Sorry, nothing yet.  Wait...here's a thought. 

I would like to call out to the men of the world to act on a movement of decency and courtesy involving public restroom toilets.  As a man, who by the cruel hand of fate must sit down to tackle my stomach a good 3 times a day, I'd really rather prefer to not sit on a pool of your urine.  It's one of those simple concepts that everyone got yelled at by your mother for, pick up the seat when you pee, put it down when you're done.  If these simple rules are followed, the fabric of human decency and interaction will improve. 

Most men I know who have an issue with this is due to their OCD's and fear that their precious little hands will touch something remotely dirty.  Even though, logically, most public toilets are cleaned once a day.  Even dirty ones get a touch-up every few days.  When is the last time you cleaned your toilet at home everyday?  So I ask you this, frightened Freddies, you're only afraid of touching the remnants of pee from someone you don't know? 

I feel foolish that I need to write this, to call out to humanity to help me.  The time it would save me to pull my pants down and start my business without playing janitor.  Not to mention the serious environmental impact my "barrier" of toilet paper that is most often laid on top has.  I'm sad to say my carbon footprint grows, because you're too lazy or afraid to pick up a seat. 

I'd bet good money that if they did a swab test, your penis is dirtier than the toilet seat.  Maybe you should wash your hands to touch that. 

Ok...hope that was worth your 5 minutes. 

Monday, January 7, 2013

Winter, Darwinism and Natural Disasters...

"What good is the warmth of summer, without the cold of winter to give it sweetness." - John Steinbeck

It's cold again, it was bound to happen.  Every year there comes a time when it becomes inescapable.  This will now be my 32nd winter.  It feels impressive saying your age like that, makes me feel like a Game of Thrones character. 

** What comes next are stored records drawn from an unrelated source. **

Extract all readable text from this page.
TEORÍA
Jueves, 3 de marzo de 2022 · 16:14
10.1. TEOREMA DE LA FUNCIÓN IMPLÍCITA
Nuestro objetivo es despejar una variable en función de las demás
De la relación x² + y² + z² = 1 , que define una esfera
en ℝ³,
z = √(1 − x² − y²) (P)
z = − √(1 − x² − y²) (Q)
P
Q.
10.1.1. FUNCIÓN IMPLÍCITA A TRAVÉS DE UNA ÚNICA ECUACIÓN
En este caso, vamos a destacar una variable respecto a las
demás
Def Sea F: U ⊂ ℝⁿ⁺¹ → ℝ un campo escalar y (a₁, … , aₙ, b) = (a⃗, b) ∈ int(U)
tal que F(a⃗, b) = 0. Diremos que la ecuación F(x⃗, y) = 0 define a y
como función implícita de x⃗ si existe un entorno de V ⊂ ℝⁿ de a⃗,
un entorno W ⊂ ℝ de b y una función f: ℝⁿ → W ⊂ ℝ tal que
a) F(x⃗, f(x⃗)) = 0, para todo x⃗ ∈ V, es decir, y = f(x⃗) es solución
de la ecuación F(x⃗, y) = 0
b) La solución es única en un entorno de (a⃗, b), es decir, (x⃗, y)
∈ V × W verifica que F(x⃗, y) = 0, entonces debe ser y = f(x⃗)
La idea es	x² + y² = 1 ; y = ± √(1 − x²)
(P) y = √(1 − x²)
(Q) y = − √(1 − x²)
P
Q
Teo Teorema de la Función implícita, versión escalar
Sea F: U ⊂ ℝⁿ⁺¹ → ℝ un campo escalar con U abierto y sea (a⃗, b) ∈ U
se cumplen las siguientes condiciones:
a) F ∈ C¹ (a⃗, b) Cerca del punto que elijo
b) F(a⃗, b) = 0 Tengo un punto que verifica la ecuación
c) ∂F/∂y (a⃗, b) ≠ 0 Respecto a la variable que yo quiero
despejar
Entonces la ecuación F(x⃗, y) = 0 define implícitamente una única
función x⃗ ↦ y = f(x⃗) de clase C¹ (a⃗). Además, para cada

Ned Stark - "How old are you? What say you young squire?"
Me - "This is my 32nd winter, sir."

So my pre-winter "training" is over and I'm in full cold weather mode.  Said "training" consists of subjecting myself to all levels of cold, via ill-suited clothing, leading up to the coldest months.  The logic is that I'm preparing my body for the forthcoming winter, and if Darwin is right, adapting and overcoming the cold. I think it makes sense, who knows if I'm right. 

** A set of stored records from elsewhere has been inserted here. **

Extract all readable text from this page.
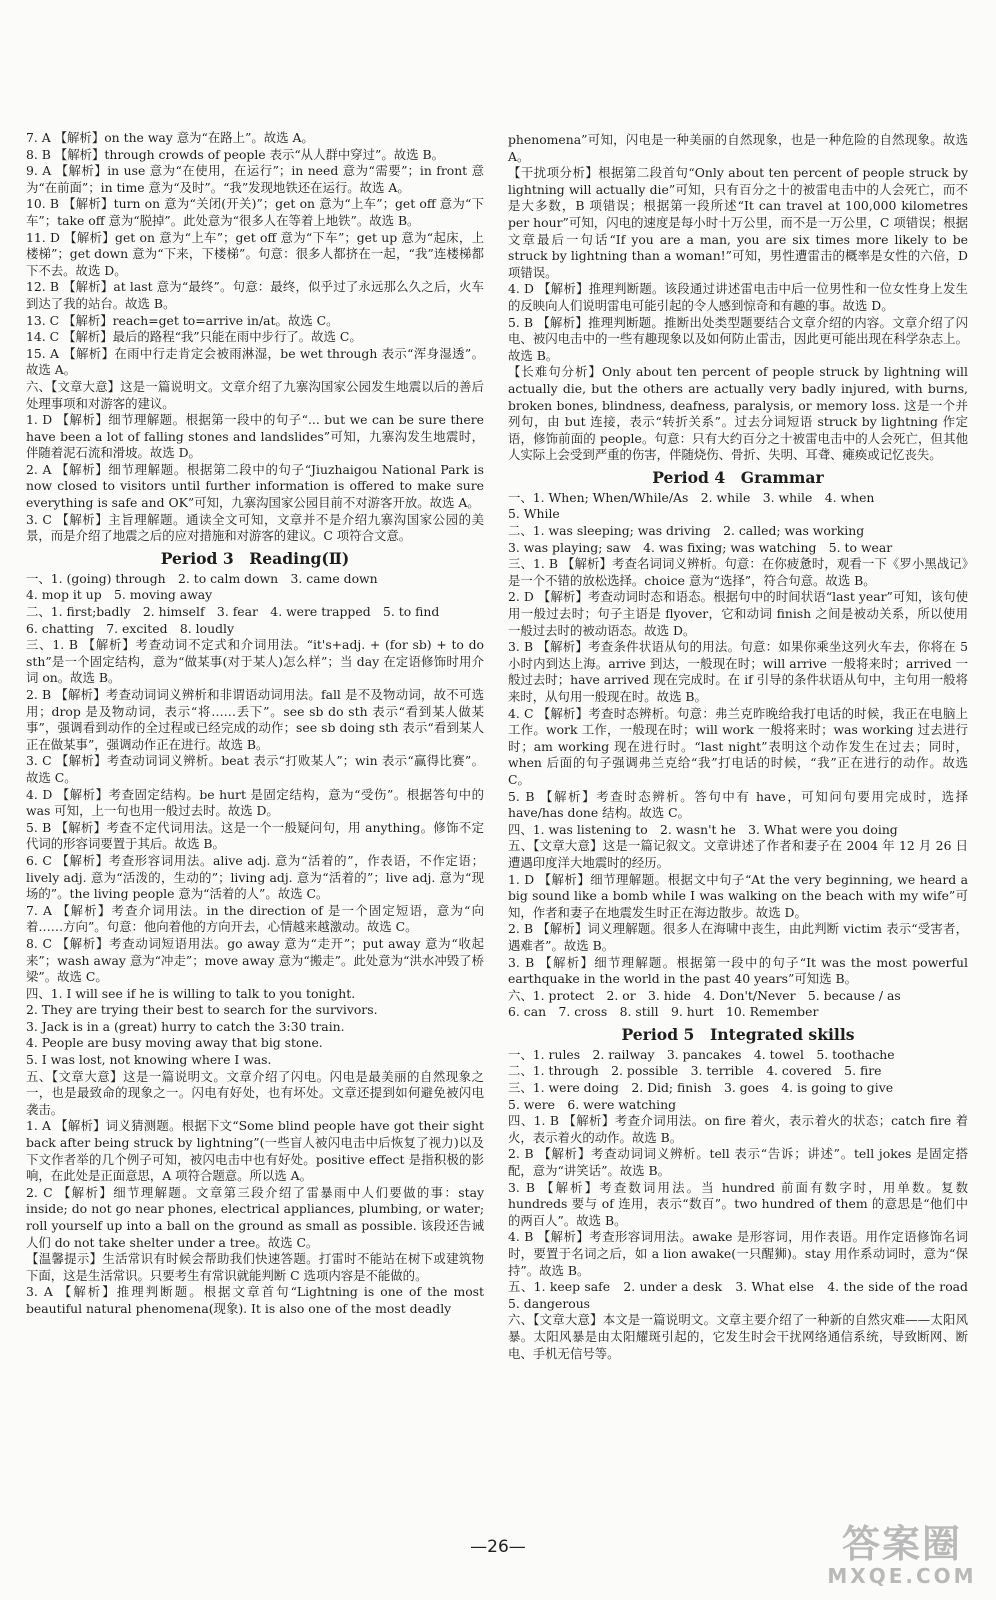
7. A 【解析】on the way 意为“在路上”。故选 A。

8. B 【解析】through crowds of people 表示“从人群中穿过”。故选 B。

9. A 【解析】in use 意为“在使用，在运行”；in need 意为“需要”；in front 意为“在前面”；in time 意为“及时”。“我”发现地铁还在运行。故选 A。

10. B 【解析】turn on 意为“关闭(开关)”；get on 意为“上车”；get off 意为“下车”；take off 意为“脱掉”。此处意为“很多人在等着上地铁”。故选 B。

11. D 【解析】get on 意为“上车”；get off 意为“下车”；get up 意为“起床，上楼梯”；get down 意为“下来，下楼梯”。句意：很多人都挤在一起，“我”连楼梯都下不去。故选 D。

12. B 【解析】at last 意为“最终”。句意：最终，似乎过了永远那么久之后，火车到达了我的站台。故选 B。

13. C 【解析】reach=get to=arrive in/at。故选 C。

14. C 【解析】最后的路程“我”只能在雨中步行了。故选 C。

15. A 【解析】在雨中行走肯定会被雨淋湿，be wet through 表示“浑身湿透”。故选 A。

六、【文章大意】这是一篇说明文。文章介绍了九寨沟国家公园发生地震以后的善后处理事项和对游客的建议。

1. D 【解析】细节理解题。根据第一段中的句子“... but we can be sure there have been a lot of falling stones and landslides”可知，九寨沟发生地震时，伴随着泥石流和滑坡。故选 D。

2. A 【解析】细节理解题。根据第二段中的句子“Jiuzhaigou National Park is now closed to visitors until further information is offered to make sure everything is safe and OK”可知，九寨沟国家公园目前不对游客开放。故选 A。

3. C 【解析】主旨理解题。通读全文可知，文章并不是介绍九寨沟国家公园的美景，而是介绍了地震之后的应对措施和对游客的建议。C 项符合文意。

Period 3　Reading(Ⅱ)

一、1. (going) through　2. to calm down　3. came down

4. mop it up　5. moving away

二、1. first;badly　2. himself　3. fear　4. were trapped　5. to find

6. chatting　7. excited　8. loudly

三、1. B 【解析】考查动词不定式和介词用法。“it's+adj. + (for sb) + to do sth”是一个固定结构，意为“做某事(对于某人)怎么样”；当 day 在定语修饰时用介词 on。故选 B。

2. B 【解析】考查动词词义辨析和非谓语动词用法。fall 是不及物动词，故不可选用；drop 是及物动词，表示“将……丢下”。see sb do sth 表示“看到某人做某事”，强调看到动作的全过程或已经完成的动作；see sb doing sth 表示“看到某人正在做某事”，强调动作正在进行。故选 B。

3. C 【解析】考查动词词义辨析。beat 表示“打败某人”；win 表示“赢得比赛”。故选 C。

4. D 【解析】考查固定结构。be hurt 是固定结构，意为“受伤”。根据答句中的 was 可知，上一句也用一般过去时。故选 D。

5. B 【解析】考查不定代词用法。这是一个一般疑问句，用 anything。修饰不定代词的形容词要置于其后。故选 B。

6. C 【解析】考查形容词用法。alive adj. 意为“活着的”，作表语，不作定语；lively adj. 意为“活泼的，生动的”；living adj. 意为“活着的”；live adj. 意为“现场的”。the living people 意为“活着的人”。故选 C。

7. A 【解析】考查介词用法。in the direction of 是一个固定短语，意为“向着……方向”。句意：他向着他的方向开去，心情越来越激动。故选 C。

8. C 【解析】考查动词短语用法。go away 意为“走开”；put away 意为“收起来”；wash away 意为“冲走”；move away 意为“搬走”。此处意为“洪水冲毁了桥梁”。故选 C。

四、1. I will see if he is willing to talk to you tonight.

2. They are trying their best to search for the survivors.

3. Jack is in a (great) hurry to catch the 3:30 train.

4. People are busy moving away that big stone.

5. I was lost, not knowing where I was.

五、【文章大意】这是一篇说明文。文章介绍了闪电。闪电是最美丽的自然现象之一，也是最致命的现象之一。闪电有好处，也有坏处。文章还提到如何避免被闪电袭击。

1. A 【解析】词义猜测题。根据下文“Some blind people have got their sight back after being struck by lightning”(一些盲人被闪电击中后恢复了视力)以及下文作者举的几个例子可知，被闪电击中也有好处。positive effect 是指积极的影响，在此处是正面意思，A 项符合题意。所以选 A。

2. C 【解析】细节理解题。文章第三段介绍了雷暴雨中人们要做的事：stay inside; do not go near phones, electrical appliances, plumbing, or water; roll yourself up into a ball on the ground as small as possible. 该段还告诫人们 do not take shelter under a tree。故选 C。

【温馨提示】生活常识有时候会帮助我们快速答题。打雷时不能站在树下或建筑物下面，这是生活常识。只要考生有常识就能判断 C 选项内容是不能做的。

3. A 【解析】推理判断题。根据文章首句“Lightning is one of the most beautiful natural phenomena(现象). It is also one of the most deadly

phenomena”可知，闪电是一种美丽的自然现象，也是一种危险的自然现象。故选 A。

【干扰项分析】根据第二段首句“Only about ten percent of people struck by lightning will actually die”可知，只有百分之十的被雷电击中的人会死亡，而不是大多数，B 项错误；根据第一段所述“It can travel at 100,000 kilometres per hour”可知，闪电的速度是每小时十万公里，而不是一万公里，C 项错误；根据文章最后一句话“If you are a man, you are six times more likely to be struck by lightning than a woman!”可知，男性遭雷击的概率是女性的六倍，D 项错误。

4. D 【解析】推理判断题。该段通过讲述雷电击中后一位男性和一位女性身上发生的反映向人们说明雷电可能引起的令人感到惊奇和有趣的事。故选 D。

5. B 【解析】推理判断题。推断出处类型题要结合文章介绍的内容。文章介绍了闪电、被闪电击中的一些有趣现象以及如何防止雷击，因此更可能出现在科学杂志上。故选 B。

【长难句分析】Only about ten percent of people struck by lightning will actually die, but the others are actually very badly injured, with burns, broken bones, blindness, deafness, paralysis, or memory loss. 这是一个并列句，由 but 连接，表示“转折关系”。过去分词短语 struck by lightning 作定语，修饰前面的 people。句意：只有大约百分之十被雷电击中的人会死亡，但其他人实际上会受到严重的伤害，伴随烧伤、骨折、失明、耳聋、瘫痪或记忆丧失。

Period 4　Grammar

一、1. When; When/While/As　2. while　3. while　4. when

5. While

二、1. was sleeping; was driving　2. called; was working

3. was playing; saw　4. was fixing; was watching　5. to wear

三、1. B 【解析】考查名词词义辨析。句意：在你疲惫时，观看一下《罗小黑战记》是一个不错的放松选择。choice 意为“选择”，符合句意。故选 B。

2. D 【解析】考查动词时态和语态。根据句中的时间状语“last year”可知，该句使用一般过去时；句子主语是 flyover，它和动词 finish 之间是被动关系，所以使用一般过去时的被动语态。故选 D。

3. B 【解析】考查条件状语从句的用法。句意：如果你乘坐这列火车去，你将在 5 小时内到达上海。arrive 到达，一般现在时；will arrive 一般将来时；arrived 一般过去时；have arrived 现在完成时。在 if 引导的条件状语从句中，主句用一般将来时，从句用一般现在时。故选 B。

4. C 【解析】考查时态辨析。句意：弗兰克昨晚给我打电话的时候，我正在电脑上工作。work 工作，一般现在时；will work 一般将来时；was working 过去进行时；am working 现在进行时。“last night”表明这个动作发生在过去；同时，when 后面的句子强调弗兰克给“我”打电话的时候，“我”正在进行的动作。故选 C。

5. B 【解析】考查时态辨析。答句中有 have，可知问句要用完成时，选择 have/has done 结构。故选 C。

四、1. was listening to　2. wasn't he　3. What were you doing

五、【文章大意】这是一篇记叙文。文章讲述了作者和妻子在 2004 年 12 月 26 日遭遇印度洋大地震时的经历。

1. D 【解析】细节理解题。根据文中句子“At the very beginning, we heard a big sound like a bomb while I was walking on the beach with my wife”可知，作者和妻子在地震发生时正在海边散步。故选 D。

2. B 【解析】词义理解题。很多人在海啸中丧生，由此判断 victim 表示“受害者，遇难者”。故选 B。

3. B 【解析】细节理解题。根据第一段中的句子“It was the most powerful earthquake in the world in the past 40 years”可知选 B。

六、1. protect　2. or　3. hide　4. Don't/Never　5. because / as

6. can　7. cross　8. still　9. hurt　10. Remember

Period 5　Integrated skills

一、1. rules　2. railway　3. pancakes　4. towel　5. toothache

二、1. through　2. possible　3. terrible　4. covered　5. fire

三、1. were doing　2. Did; finish　3. goes　4. is going to give

5. were　6. were watching

四、1. B 【解析】考查介词用法。on fire 着火，表示着火的状态；catch fire 着火，表示着火的动作。故选 B。

2. B 【解析】考查动词词义辨析。tell 表示“告诉；讲述”。tell jokes 是固定搭配，意为“讲笑话”。故选 B。

3. B 【解析】考查数词用法。当 hundred 前面有数字时，用单数。复数 hundreds 要与 of 连用，表示“数百”。two hundred of them 的意思是“他们中的两百人”。故选 B。

4. B 【解析】考查形容词用法。awake 是形容词，用作表语。用作定语修饰名词时，要置于名词之后，如 a lion awake(一只醒狮)。stay 用作系动词时，意为“保持”。故选 B。

五、1. keep safe　2. under a desk　3. What else　4. the side of the road　5. dangerous

六、【文章大意】本文是一篇说明文。文章主要介绍了一种新的自然灾难——太阳风暴。太阳风暴是由太阳耀斑引起的，它发生时会干扰网络通信系统，导致断网、断电、手机无信号等。

—26—	答案圈
MXQE.COM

But, there is something to say for people who have to live through winters.  Part of the reason that the Californian and Floridian "perpetual sun" vibe can begin to irritate cold weather peoples.  Winter is hard.  It's dark, and cold.  The days are short, the foliage is dead.  At night the only life is steam from passing mouths, building rooftops and greasy grill exhaust from the local fry and dies.  There is a solitude.  A bleakness. 

And what I'm trying to get at...an understanding between the people who have to endure them. 

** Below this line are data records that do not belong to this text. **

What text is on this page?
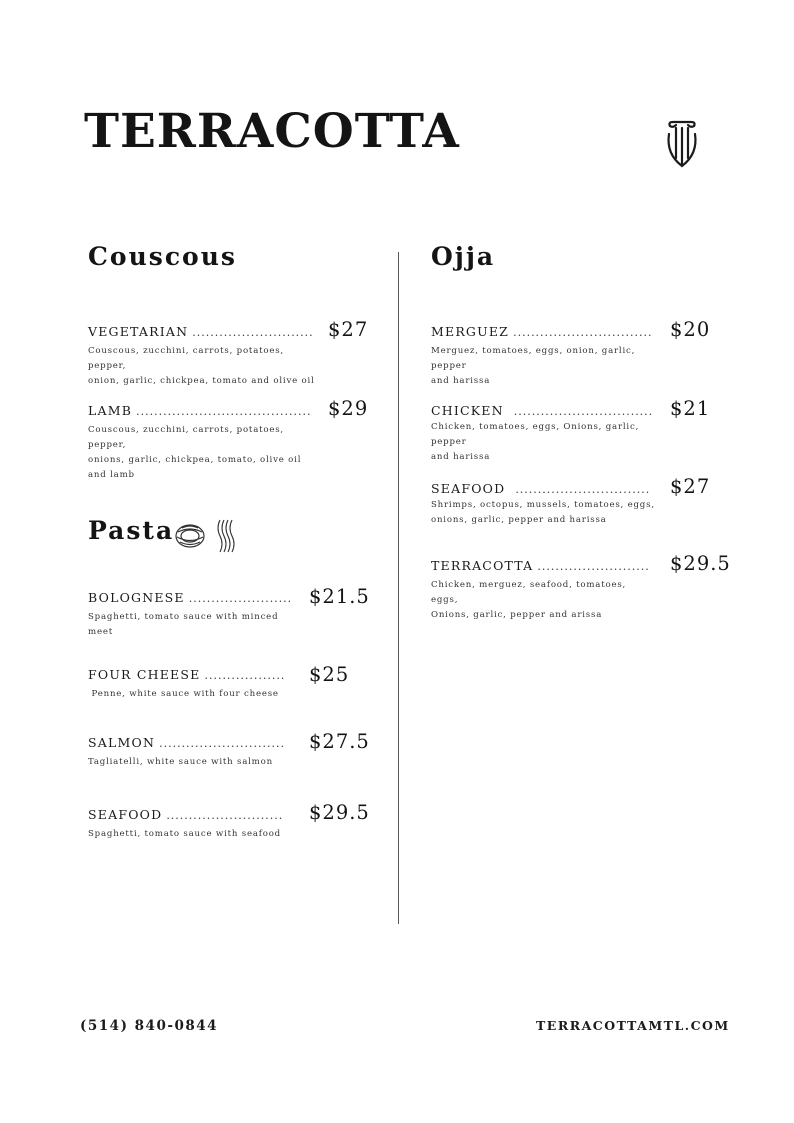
TERRACOTTA
Couscous
VEGETARIAN
.....
Couscous, zucchini, carrots, potatoes, pepper,
onion, garlic, chickpea, tomato and olive oil
$27
LAMB
.....
Couscous, zucchini, carrots, potatoes, pepper,
onions, garlic, chickpea, tomato, olive oil and lamb
$29
Pasta
BOLOGNESE
.....
Spaghetti, tomato sauce with minced meet
$21.5
FOUR CHEESE
.....
Penne, white sauce with four cheese
$25
SALMON
.....
Tagliatelli, white sauce with salmon
$27.5
SEAFOOD
.....
Spaghetti, tomato sauce with seafood
$29.5
Ojja
MERGUEZ
.....
Merguez, tomatoes, eggs, onion, garlic, pepper
and harissa
$20
CHICKEN
.....
Chicken, tomatoes, eggs, Onions, garlic, pepper
and harissa
$21
SEAFOOD
.....
Shrimps, octopus, mussels, tomatoes, eggs,
onions, garlic, pepper and harissa
$27
TERRACOTTA
.....
Chicken, merguez, seafood, tomatoes, eggs,
Onions, garlic, pepper and arissa
$29.5
(514) 840-0844	TERRACOTTAMTL.COM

Prior to last year, the upside to dealing with the brutally hot summers and ice cold winters  of New Jersey was the fact that we were mostly exempt from natural disasters.  Tornadoes, Earthquakes, Volcanoes, Tsunamis and Hurricanes are a foreign news piece for Jerseyites. All we have to do is deal with a few blizzards a year, buy some gloves and an ice scraper for your windshield, maybe a blower if you have a big driveway,  and you're mostly set. 

Well, not anymore.  I think one of the reasons some people from here weren't too worried about Sandy is because, historically, the hurricane warnings have been "crying wolf" my entire life.  At least twice every summer, since I was little kid, we've had hurricane warnings.  All with different weird names, all of them decrease in power by the Carolinas, or magically veer east over the Atlantic Ocean before they get to us, leaving merely a thunderstorm that half the populous bought canned food and generators for.  

Apparently things have changed.  The coast is pushing back and some serious re-consideration of where property is built, and more specifically HOW it's built is very much in the for-front. 

I'm off-topic, all I'm trying to say is...winter is cold, people who don't have them are soft, and global heating might be real.